Faz
tempo que a mistura entre religião e Estado se manifesta na Câmara Municipal da
Feira de Santana, embora a questão só venha ganhando mais exposição na imprensa
a partir da atual legislatura. Pesquisando os arquivos digitais do Legislativo,
descobri algumas leis a partir do já bem distante ano de 1984. Naquele período,
por exemplo, a resolução 153/1984 dispunha sobre a “entronização da Bíblia
Sagrada no plenário da Câmara Municipal”. Segundo a tal resolução, a bíblia
seria “mantida em destaque, sobre a Mesa Diretora dos Trabalhos Legislativos”.
Hoje,
o parágrafo segundo do artigo primeiro – a resolução é bem simples, conta com
apenas três artigos – renderia caudalosa polêmica: o exemplar da Bíblia Sagrada
autorizado para aquisição seria o comemorativo à visita do para João Paulo II
ao Brasil.

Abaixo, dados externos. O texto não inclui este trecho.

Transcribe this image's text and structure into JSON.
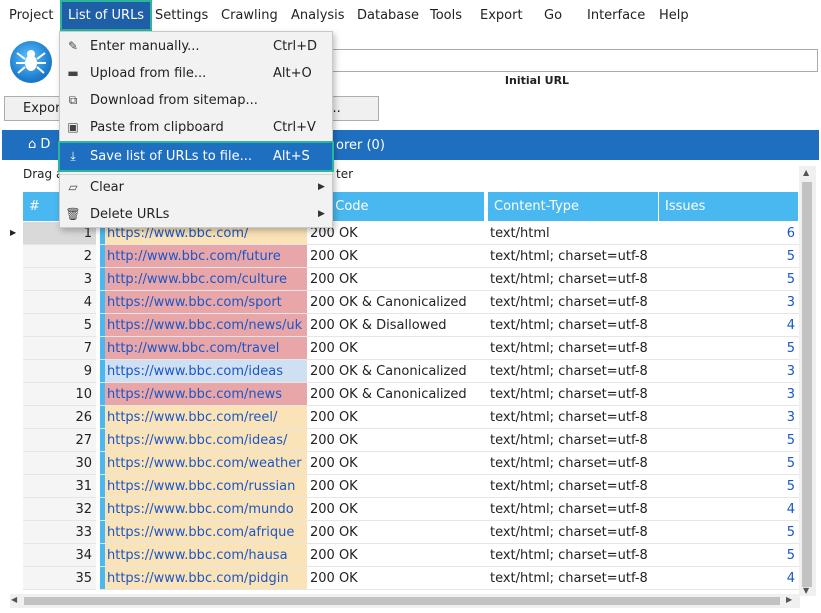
{
  "menubar": {
    "items": [
      "Project",
      "List of URLs",
      "Settings",
      "Crawling",
      "Analysis",
      "Database",
      "Tools",
      "Export",
      "Go",
      "Interface",
      "Help"
    ],
    "active_index": 1
  },
  "toolbar": {
    "url_label": "Initial URL",
    "export_label": "Export",
    "second_button_label": "nt..."
  },
  "panel": {
    "tab_label_partial": "D",
    "tab2_label_partial": "orer (0)",
    "drag_hint": "Drag a",
    "drag_hint_end": "ter"
  },
  "dropdown": {
    "items": [
      {
        "icon": "edit-icon",
        "label": "Enter manually...",
        "shortcut": "Ctrl+D"
      },
      {
        "icon": "folder-open-icon",
        "label": "Upload from file...",
        "shortcut": "Alt+O"
      },
      {
        "icon": "sitemap-icon",
        "label": "Download from sitemap...",
        "shortcut": ""
      },
      {
        "icon": "clipboard-icon",
        "label": "Paste from clipboard",
        "shortcut": "Ctrl+V"
      },
      {
        "icon": "download-icon",
        "label": "Save list of URLs to file...",
        "shortcut": "Alt+S"
      },
      {
        "icon": "eraser-icon",
        "label": "Clear",
        "shortcut": ""
      },
      {
        "icon": "trash-icon",
        "label": "Delete URLs",
        "shortcut": ""
      }
    ],
    "highlighted_index": 4
  },
  "grid": {
    "columns": [
      "#",
      "tus Code",
      "Content-Type",
      "Issues"
    ],
    "rows": [
      {
        "num": "1",
        "url": "https://www.bbc.com/",
        "status": "200 OK",
        "ctype": "text/html",
        "issues": "6",
        "bg": "#fbe3b8"
      },
      {
        "num": "2",
        "url": "http://www.bbc.com/future",
        "status": "200 OK",
        "ctype": "text/html; charset=utf-8",
        "issues": "5",
        "bg": "#e8a6a8"
      },
      {
        "num": "3",
        "url": "http://www.bbc.com/culture",
        "status": "200 OK",
        "ctype": "text/html; charset=utf-8",
        "issues": "5",
        "bg": "#e8a6a8"
      },
      {
        "num": "4",
        "url": "https://www.bbc.com/sport",
        "status": "200 OK & Canonicalized",
        "ctype": "text/html; charset=utf-8",
        "issues": "3",
        "bg": "#e8a6a8"
      },
      {
        "num": "5",
        "url": "https://www.bbc.com/news/uk",
        "status": "200 OK & Disallowed",
        "ctype": "text/html; charset=utf-8",
        "issues": "4",
        "bg": "#e8a6a8"
      },
      {
        "num": "7",
        "url": "http://www.bbc.com/travel",
        "status": "200 OK",
        "ctype": "text/html; charset=utf-8",
        "issues": "5",
        "bg": "#e8a6a8"
      },
      {
        "num": "9",
        "url": "https://www.bbc.com/ideas",
        "status": "200 OK & Canonicalized",
        "ctype": "text/html; charset=utf-8",
        "issues": "3",
        "bg": "#cfe0f3"
      },
      {
        "num": "10",
        "url": "https://www.bbc.com/news",
        "status": "200 OK & Canonicalized",
        "ctype": "text/html; charset=utf-8",
        "issues": "3",
        "bg": "#e8a6a8"
      },
      {
        "num": "26",
        "url": "https://www.bbc.com/reel/",
        "status": "200 OK",
        "ctype": "text/html; charset=utf-8",
        "issues": "3",
        "bg": "#fbe3b8"
      },
      {
        "num": "27",
        "url": "https://www.bbc.com/ideas/",
        "status": "200 OK",
        "ctype": "text/html; charset=utf-8",
        "issues": "5",
        "bg": "#fbe3b8"
      },
      {
        "num": "30",
        "url": "https://www.bbc.com/weather",
        "status": "200 OK",
        "ctype": "text/html; charset=utf-8",
        "issues": "5",
        "bg": "#fbe3b8"
      },
      {
        "num": "31",
        "url": "https://www.bbc.com/russian",
        "status": "200 OK",
        "ctype": "text/html; charset=utf-8",
        "issues": "5",
        "bg": "#fbe3b8"
      },
      {
        "num": "32",
        "url": "https://www.bbc.com/mundo",
        "status": "200 OK",
        "ctype": "text/html; charset=utf-8",
        "issues": "4",
        "bg": "#fbe3b8"
      },
      {
        "num": "33",
        "url": "https://www.bbc.com/afrique",
        "status": "200 OK",
        "ctype": "text/html; charset=utf-8",
        "issues": "5",
        "bg": "#fbe3b8"
      },
      {
        "num": "34",
        "url": "https://www.bbc.com/hausa",
        "status": "200 OK",
        "ctype": "text/html; charset=utf-8",
        "issues": "5",
        "bg": "#fbe3b8"
      },
      {
        "num": "35",
        "url": "https://www.bbc.com/pidgin",
        "status": "200 OK",
        "ctype": "text/html; charset=utf-8",
        "issues": "4",
        "bg": "#fbe3b8"
      }
    ]
  }
}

Até então, o livro sagrado apenas comporia o cenário onde os
parlamentares travavam seus embates.
Foram
necessários dez anos para que o tema voltasse a ser remexido: a resolução
310/1994 alterava a anterior, acrescentando um parágrafo ao artigo primeiro:
“Na abertura de cada sessão, o Presidente da Câmara determinará a leitura de um
dos livros da Bíblia Sagrada”. Até aquele momento, os vereadores legislavam
sobre bíblia apenas no âmbito restrito das sessões parlamentares.
Demorou
mais 14 anos, mas a situação mudou: em 2008, a lei 2893 “autorizava” o
Executivo a disponibilizar exemplares da bíblia “nos acervos das bibliotecas
públicas e das unidades bibliotecárias da rede municipal de ensino”, conforme
reza, textualmente, o artigo primeiro. Não bastava, no entanto, disponibilizar,
já que os exemplares deveriam estar em “local visível e de fácil acesso
público”.
Perigoso
É
perigoso infringir essa determinação: “É vedado restringir, proibir ou limitar
o acesso”, diz o artigo terceiro, que lá adiante arremata sujeitando os
infratores à “responsabilização penal, civil e administrativa, na forma da
Lei”. Logo, o Executivo não apenas tem que adquirir bíblias, como deve
disponibilizá-las facilmente nas depauperadas bibliotecas públicas; quem não o
fizer, enfrentará um magote de dissabores jurídicos.
Mas
a coisa não parou por aí: em 2011, foi instituída a “semana da cultura
evangélica”, através da lei 3210, daquele ano. Curiosamente, a lei institui a
semana, incorpora ao calendário do município, mas, supostamente, não passa
disso, já que cabe às próprias igrejas promover suas atividades, sem
interferência do poder público. Pelo menos é o que se deduz.
Mas
não é tão simples assim: quem pretender participar deve se inscrever junto a
uma associação que, além de organizar a programação, deve apresentá-la à
prefeitura. Mas fica só nisso: a lei não é clara sobre qual o papel do
Executivo Municipal na realização do evento.
Rua da Bíblia
Levou
tempo, mas nesse outubro de 2017 Feira de Santana ganhou sua “rua da Bíblia”:
fica no conjunto habitacional Núcleo Conceição, no bairro Conceição, e
substitui a antiga rua D. Na mesma lei, a 3749/2017, aparece até uma rua “Arca
de Noé”. Na mesma leva de homenagens embarcaram Lênio Braga – o do magnífico painel
da Estação Rodoviária – e o poeta português Fernando Pessoa.
Por
fim, aprovaram a obrigatoriedade da leitura da bíblia nas escolas feirenses,
públicas e privadas, neste mês de outubro. Isso valerá a partir do próximo ano,
segundo propõe o projeto, ainda não sancionado. Imagino que o tempo dos
estudantes seria mais bem aproveitado aprendendo português e matemática, já que
o desempenho nas mais diversas avaliações é sofrível. Mas isso não é assunto
que interesse a vereador, salvo algumas poucas exceções.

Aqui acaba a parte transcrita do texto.